You are right that the translator feed to the Australian media was cut off. But the reason the court asked it to be cut off was that no permission had been granted to anyone to ‘mike-up’ any court member for live broadcast. Imagine if a witness in a closed trial miked-up and then broadcast information from an American courtroom live onto TV without the permission of the judge. Wouldn’t this be contempt of court? It certainly would be in Australia. Either way, that the media was denied a live feed to a certain translator does not an unfair trial make. The TV stations could have spent the cash and got their own translator – even a better one if they could find one – and not relied on a tactic that would be cause or contempt in a court in their home country.

Your take on the ‘male inmate’ who gave evidence about the baggage handlers is inaccurate. That the court even listened to his evidence is proof of the fairness that was extended to Corby. In an Australian court he would not have been allowed to testify and the courts in the US would have made the same decision. The reason is that he did not give a first hand account of what he heard or saw, instead repeating hearsay something he overheard in prison. He didn’t see anyone put anything in the bag and didn’t speak to anyone who said that they did. He overheard some people talking about who they said had told them about some corrupt baggage handlers. Whatever you might think of the Indonesian system, the fact that they ruled out the evidence of the male inmate points to a more fair trial not a less fair one. To provide an example, if I claimed to have heard two people discussing another friend who had been told Miss Corby was guilty, should this evidence be rejected or upheld? It is clear to me, and clear to anyone who has even a rudimentary knowledge of the laws of evidence, that this is hearsay upon hearsay. It’s bad evidence and needed to be rejected.

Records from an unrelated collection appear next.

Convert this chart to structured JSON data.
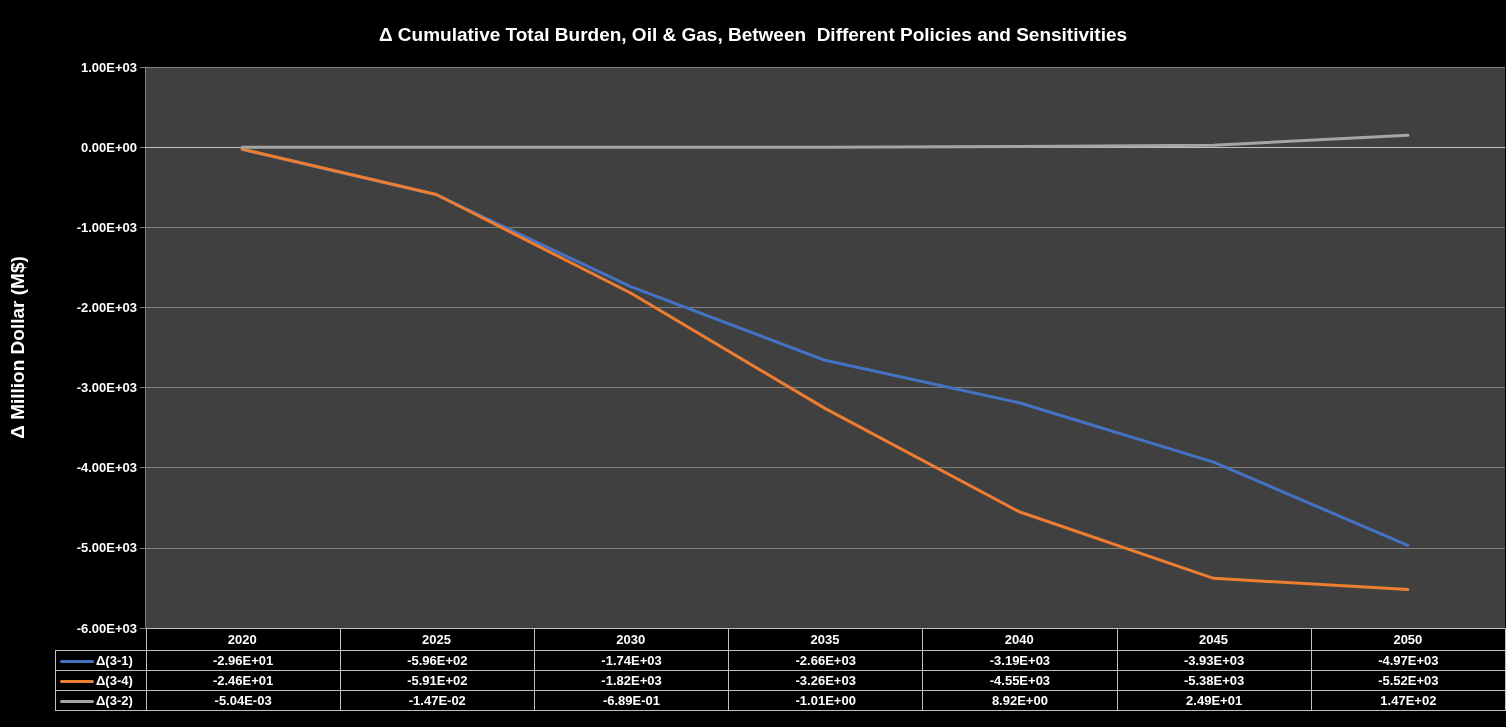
{
  "chart_data": {
    "type": "line",
    "title": "Δ Cumulative Total Burden, Oil & Gas, Between  Different Policies and Sensitivities",
    "ylabel": "Δ Million Dollar (M$)",
    "categories": [
      "2020",
      "2025",
      "2030",
      "2035",
      "2040",
      "2045",
      "2050"
    ],
    "series": [
      {
        "name": "Δ(3-1)",
        "color": "#4472c4",
        "values": [
          -29.6,
          -596,
          -1740,
          -2660,
          -3190,
          -3930,
          -4970
        ],
        "value_labels": [
          "-2.96E+01",
          "-5.96E+02",
          "-1.74E+03",
          "-2.66E+03",
          "-3.19E+03",
          "-3.93E+03",
          "-4.97E+03"
        ]
      },
      {
        "name": "Δ(3-4)",
        "color": "#ed7d31",
        "values": [
          -24.6,
          -591,
          -1820,
          -3260,
          -4550,
          -5380,
          -5520
        ],
        "value_labels": [
          "-2.46E+01",
          "-5.91E+02",
          "-1.82E+03",
          "-3.26E+03",
          "-4.55E+03",
          "-5.38E+03",
          "-5.52E+03"
        ]
      },
      {
        "name": "Δ(3-2)",
        "color": "#a5a5a5",
        "values": [
          -0.00504,
          -0.0147,
          -0.689,
          -1.01,
          8.92,
          24.9,
          147
        ],
        "value_labels": [
          "-5.04E-03",
          "-1.47E-02",
          "-6.89E-01",
          "-1.01E+00",
          "8.92E+00",
          "2.49E+01",
          "1.47E+02"
        ]
      }
    ],
    "ylim": [
      -6000,
      1000
    ],
    "yticks": [
      {
        "value": -6000,
        "label": "-6.00E+03"
      },
      {
        "value": -5000,
        "label": "-5.00E+03"
      },
      {
        "value": -4000,
        "label": "-4.00E+03"
      },
      {
        "value": -3000,
        "label": "-3.00E+03"
      },
      {
        "value": -2000,
        "label": "-2.00E+03"
      },
      {
        "value": -1000,
        "label": "-1.00E+03"
      },
      {
        "value": 0,
        "label": "0.00E+00"
      },
      {
        "value": 1000,
        "label": "1.00E+03"
      }
    ],
    "grid": "y",
    "legend": "bottom",
    "marker": "none",
    "line_style": "solid"
  }
}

Expert witnesses did say she didn’t fit the profile of a smuggler, but the judges DID take that into account. The final comments in the sentencing explained that the sentence was lessened from possible death to ‘only’ 20 years because she had absolutely no drug record and the court was satisfied that she had never been involved with drugs before in any way. This is not the exact same thing as rejecting the profile arguments of the experts, but it shows that the judges did take into account the individual person in front of them.
Sir, there may well be good reasons for boycotting Bali and, while I can’t think of any myself, I certainly don’t think the ones you have suggested an indicative of the unfair trial Corby received as providing any support for a boycott. I fear you have been misled by people who would like to claim your support for their cause. I hope that you will change your mind and, though I can’t say I support the Democratic stance on every issue, I do wish you – blogger to blogger – good luck with your campaign.

But please, Sir: rethink this call for a boycott.


Yes, it has happened before. Chika Honda.

Also, IMHO, insisting on a good translator should be the defence’s job.

It is also my opinion that the aim of any politician is to get elected. If this means supporting a popular cause, then so be it.


Jeff, I'm with you. I don't think any American blog has written abut Schapelle as much as I have, and there's something rotten in the State of Bali on this case.

I've been in touch with one member of the family and s/he says it's worse than we even suspect. Don't send money, but please do write to Schapelle, sending messages of emotional support. They keep her going

There is no way of knowing if money donations will reach her, so for now, just send a note of encouragement.

Schapelle Corby
LPM Kerobokan
Jl. Tangkuban Perahu
Kerobokan, Denpasar 80117


This is why we Love the USA .... Thank You and God Bless !!!!

May you win for 06" you would be getting half of australians if you lived here !!!